Pullout shocks MIC members


  • Nation
  • Saturday, 03 May 2003

BY A. LETCHUMANAN

KUALA LUMPUR: It was surprising to see Federal Territory MIC deputy chairman Datuk V.K.K. Teagarajan occupying centre stage at the FT MIC convention at Putra World Trade Centre on Thursday. 

He had earlier defied the wishes of party president Datuk Seri S. Samy Vellu not to file his nomination paper to contest for a vice-president’s post. 

He was seated on the right of Acting Prime Minister Datuk Seri Abdullah Ahmad Badawi, who was guest-of-honour at the function, with Samy Vellu sitting on the left. 

The audience started talking when Teagarajan was given the honour of garlanding the party president in front of over 5,000 party members who thronged PWTC Hall for the event. 

One delegate commented that it would be a sure victory for Teagarajan if the photograph was played up in the Tamil newspapers. 

It was a shock for the members when, a few hours later, Teagarajan went to the rostrum and announced he was withdrawing from the vice-president’s contest, purportedly to preserve unity in the party. 

His pullout paved the way for the incumbent vice-presidents – parliamentary secretary of the National Unity and Community Development Ministry Datuk S. Veerasingam, Deputy Rural Development Minister Datuk G. Palanivel and Subang MP Tan Sri K.S. Nijhar – to be returned unopposed for a three-year term. 

Samy Vellu had openly endorsed his deputy Datuk S. Subramaniam as well as the three incumbent vice-presidents and had requested for them to be returned unopposed. 

“We worked as a team for the past three years and I want the delegates to retain them to ensure continuity in the party,” he had reportedly said. 

Teagarajan then hugged Samy Vellu, a move which was applauded by many delegates.  

One party leader, who had been campaigning for Teagarajan, wept and walked out in disgust after the announcement. 

“Teagarajan seemed to have used this to bargain for a post in the party,” another leader said. 

“He (Teagarajan) had been in politics for so long but only now is he is showing his concern for party unity.  

“He would have considered everything before deciding to contest.
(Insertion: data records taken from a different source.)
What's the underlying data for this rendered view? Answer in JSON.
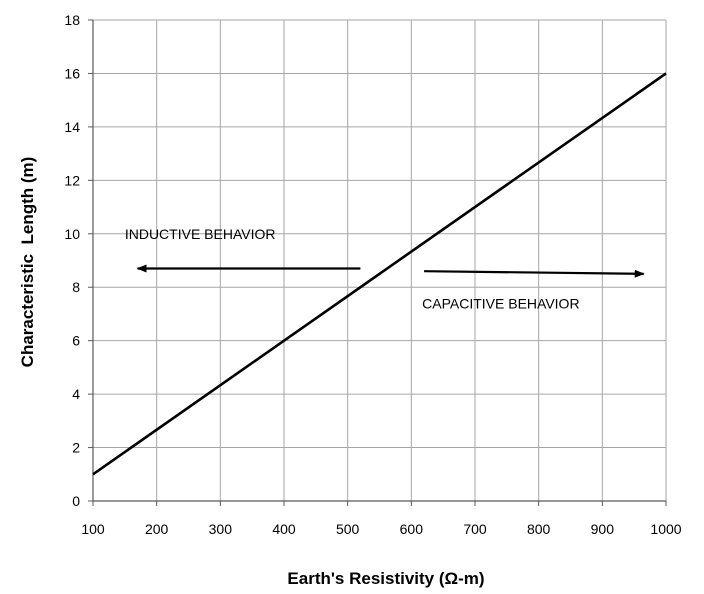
{
  "chart_data": {
    "type": "line",
    "title": "",
    "xlabel": "Earth's Resistivity (Ω-m)",
    "ylabel": "Characteristic  Length (m)",
    "xlim": [
      100,
      1000
    ],
    "ylim": [
      0,
      18
    ],
    "x_ticks": [
      100,
      200,
      300,
      400,
      500,
      600,
      700,
      800,
      900,
      1000
    ],
    "y_ticks": [
      0,
      2,
      4,
      6,
      8,
      10,
      12,
      14,
      16,
      18
    ],
    "grid": true,
    "legend": "none",
    "series": [
      {
        "x": [
          100,
          1000
        ],
        "y": [
          1,
          16
        ],
        "color": "#000000"
      }
    ],
    "annotations": [
      {
        "text": "INDUCTIVE BEHAVIOR",
        "x": 150,
        "y": 9.8,
        "arrow_from": [
          520,
          8.7
        ],
        "arrow_to": [
          170,
          8.7
        ]
      },
      {
        "text": "CAPACITIVE BEHAVIOR",
        "x": 617,
        "y": 7.2,
        "arrow_from": [
          620,
          8.6
        ],
        "arrow_to": [
          965,
          8.5
        ]
      }
    ]
  }
}
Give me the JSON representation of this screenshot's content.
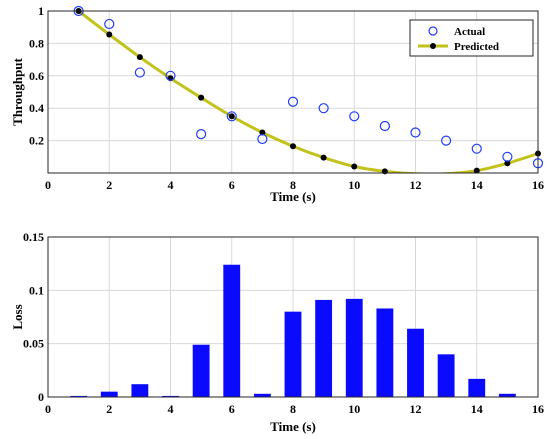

It seems like he had been bargaining for his political survival,” the leader said. 

Teagarajan, who has been in the party’s Central Working Committee for three terms, had indicated that he wanted to move up to contribute to the economic development of the Indian community. 

“He (Teagarajan) had been in the CWC for 12 years and has been president of the Indian chamber of commerce for 20 years. He had wanted to do something which he had failed do before,” the disappointed leader said.  

Teagarajan’s decision robbed the party elections of some thrill and the focus now will be on the contest among 37 leaders for the 23 seats in the CWC, held on May 10. 

All the incumbent CWC members, except Teagarajan, had submitted nominations to retain their position. 

The campaigning is expected to kick off now that Samy Vellu had introduced all the contestants at a special delegates meeting in Klang yesterday. 

This is a change from previous party elections where only the “officially-endorsed” candidates were given the chance to meet the delegates while the non-official candidates campaigned on the outside. 

CWC aspirant James Selvaraj said the move to give access to all the contestants ensured that they each had a fair chance of winning. 

“This would provide an opportunity to put forward their reasons for contesting for the CWC seats,” he said. 

It is learnt that a list of 23 members, believed to have been endorsed by Samy Vellu, is being distributed to the delegates but there is a possibility that one or two of them might fall on the wayside.  

Meanwhile, Samy Vellu had already warned the contestants that anyone found to be involved in money politics would be dealt with seriously. 

“There had been reports of candidates giving out money to delegates even in toilets. All complaints would be investigated thoroughly and action will be taken,” he said. 

He said the contestants would be allowed to put up advertisements in the newspapers to highlight their achievements to woo the delegates. 

“I feel that this is one way for the contestants to reach the delegates and also to inform party members of their work for the community,” he said.